Mental Health and Adjustment Disorder
What Are the Symptoms of an Adjustment Disorder/Stress Response Syndrome?
An adjustment disorder/stress response syndrome can have a wide variety of symptoms that are changes from someone's usual self, which may include:
- Feeling of hopelessness
- Frequent crying
- Anxiety (nervousness)
- Headaches or stomachaches
- Palpitations (an unpleasant sensation of irregular or forceful beating of the heart)
- Withdrawal or isolation from people and social activities
- A new pattern of absence from work or school
- New and uncharacteristic dangerous or destructive behavior, such as fighting, reckless driving, and vandalism
- Changes in appetite, either loss of appetite, or overeating
- Problems sleeping
- Feeling tired or without energy
- Increase in the use of alcohol or other drugs
Symptoms in children and teens tend to be more behavioral in nature, such as skipping school, fighting, or acting out. Adults, on the other hand, tend to experience more emotional symptoms, such as sadness and anxiety.
How Common Is an Adjustment Disorder/Stress Response Syndrome?
Adjustment disorder/stress response syndrome is very common and can affect anyone, regardless of gender, age, race, or lifestyle.

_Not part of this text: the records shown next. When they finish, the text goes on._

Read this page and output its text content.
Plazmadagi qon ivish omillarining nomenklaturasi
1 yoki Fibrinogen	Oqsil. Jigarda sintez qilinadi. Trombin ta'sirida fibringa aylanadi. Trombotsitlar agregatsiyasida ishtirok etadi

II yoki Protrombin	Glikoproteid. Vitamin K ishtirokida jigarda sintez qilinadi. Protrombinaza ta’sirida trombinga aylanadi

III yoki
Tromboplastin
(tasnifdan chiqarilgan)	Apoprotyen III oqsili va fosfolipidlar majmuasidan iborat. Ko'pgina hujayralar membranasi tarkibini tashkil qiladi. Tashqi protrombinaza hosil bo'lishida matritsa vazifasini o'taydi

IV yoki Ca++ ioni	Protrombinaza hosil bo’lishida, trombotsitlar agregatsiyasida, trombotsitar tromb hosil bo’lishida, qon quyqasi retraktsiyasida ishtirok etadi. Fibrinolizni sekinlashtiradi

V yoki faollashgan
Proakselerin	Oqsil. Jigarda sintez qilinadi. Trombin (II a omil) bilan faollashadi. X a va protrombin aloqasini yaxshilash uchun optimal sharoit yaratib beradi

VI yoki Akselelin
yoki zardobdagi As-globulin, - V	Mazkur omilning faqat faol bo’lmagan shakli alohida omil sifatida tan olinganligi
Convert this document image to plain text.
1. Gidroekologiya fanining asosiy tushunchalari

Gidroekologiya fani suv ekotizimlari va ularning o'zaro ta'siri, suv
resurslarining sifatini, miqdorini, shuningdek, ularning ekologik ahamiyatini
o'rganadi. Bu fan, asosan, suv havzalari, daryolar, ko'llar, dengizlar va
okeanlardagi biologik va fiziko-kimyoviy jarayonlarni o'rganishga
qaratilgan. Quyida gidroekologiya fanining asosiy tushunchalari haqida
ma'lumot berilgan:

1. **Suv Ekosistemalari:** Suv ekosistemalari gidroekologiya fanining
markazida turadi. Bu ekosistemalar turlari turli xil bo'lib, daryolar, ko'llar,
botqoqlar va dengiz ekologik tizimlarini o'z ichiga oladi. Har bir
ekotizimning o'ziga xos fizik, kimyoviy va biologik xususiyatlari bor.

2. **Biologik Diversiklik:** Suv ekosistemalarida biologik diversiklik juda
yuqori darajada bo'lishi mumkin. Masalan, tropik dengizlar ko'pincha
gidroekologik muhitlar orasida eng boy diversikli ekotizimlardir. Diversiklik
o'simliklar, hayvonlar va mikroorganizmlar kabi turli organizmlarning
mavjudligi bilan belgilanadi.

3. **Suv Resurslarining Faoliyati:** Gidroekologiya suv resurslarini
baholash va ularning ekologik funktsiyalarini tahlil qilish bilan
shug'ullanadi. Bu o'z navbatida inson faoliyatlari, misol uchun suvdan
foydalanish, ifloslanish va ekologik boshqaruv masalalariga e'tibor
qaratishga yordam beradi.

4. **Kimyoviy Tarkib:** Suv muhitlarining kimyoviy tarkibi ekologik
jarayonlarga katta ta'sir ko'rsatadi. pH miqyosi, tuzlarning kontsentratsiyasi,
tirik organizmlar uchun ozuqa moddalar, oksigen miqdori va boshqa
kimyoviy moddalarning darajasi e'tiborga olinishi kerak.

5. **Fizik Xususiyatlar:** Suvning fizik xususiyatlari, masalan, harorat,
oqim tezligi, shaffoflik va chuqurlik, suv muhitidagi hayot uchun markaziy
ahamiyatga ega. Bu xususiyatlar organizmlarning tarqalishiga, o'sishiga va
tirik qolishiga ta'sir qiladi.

Although an adjustment disorder can occur at any age, it is more common at times in life when major transitions occur, such as adolescence, mid-life, and late-life.
How Do I Find Out if I Have an Adjustment Disorder/Stress Response Syndrome?
If you suspect you may have an adjustment disorder/stress response syndrome, see your doctor. If symptoms are present, your doctor may perform a physical exam and ask questions about your medical history. Although there are no imaging or lab tests to specifically diagnose an adjustment disorder, the doctor may use some tests -- such as blood tests or imaging studies like CT or MRI scans -- to rule out physical illness or other medical causes of changes in mood or behavior (such as head trauma) as the cause of your symptoms. Your doctor will also look for other mental illnesses, such as post-traumatic stress disorder, major depression, or an anxiety disorder.
Your doctor bases his or her diagnosis of adjustment disorder/stress response syndrome on your report of the intensity and duration of symptoms -- including any problems with daily functioning caused by the symptoms. In general, an adjustment disorder/stress response syndrome is suspected if the level of distress is more intense than would normally be expected, given the stressor, or if the symptoms interfere with normal functioning.
If adjustment disorder/stress response syndrome is suspected, your doctor will likely refer you to a psychiatrist or psychologist, mental health professionals who are specially trained to diagnose and treat mental illnesses.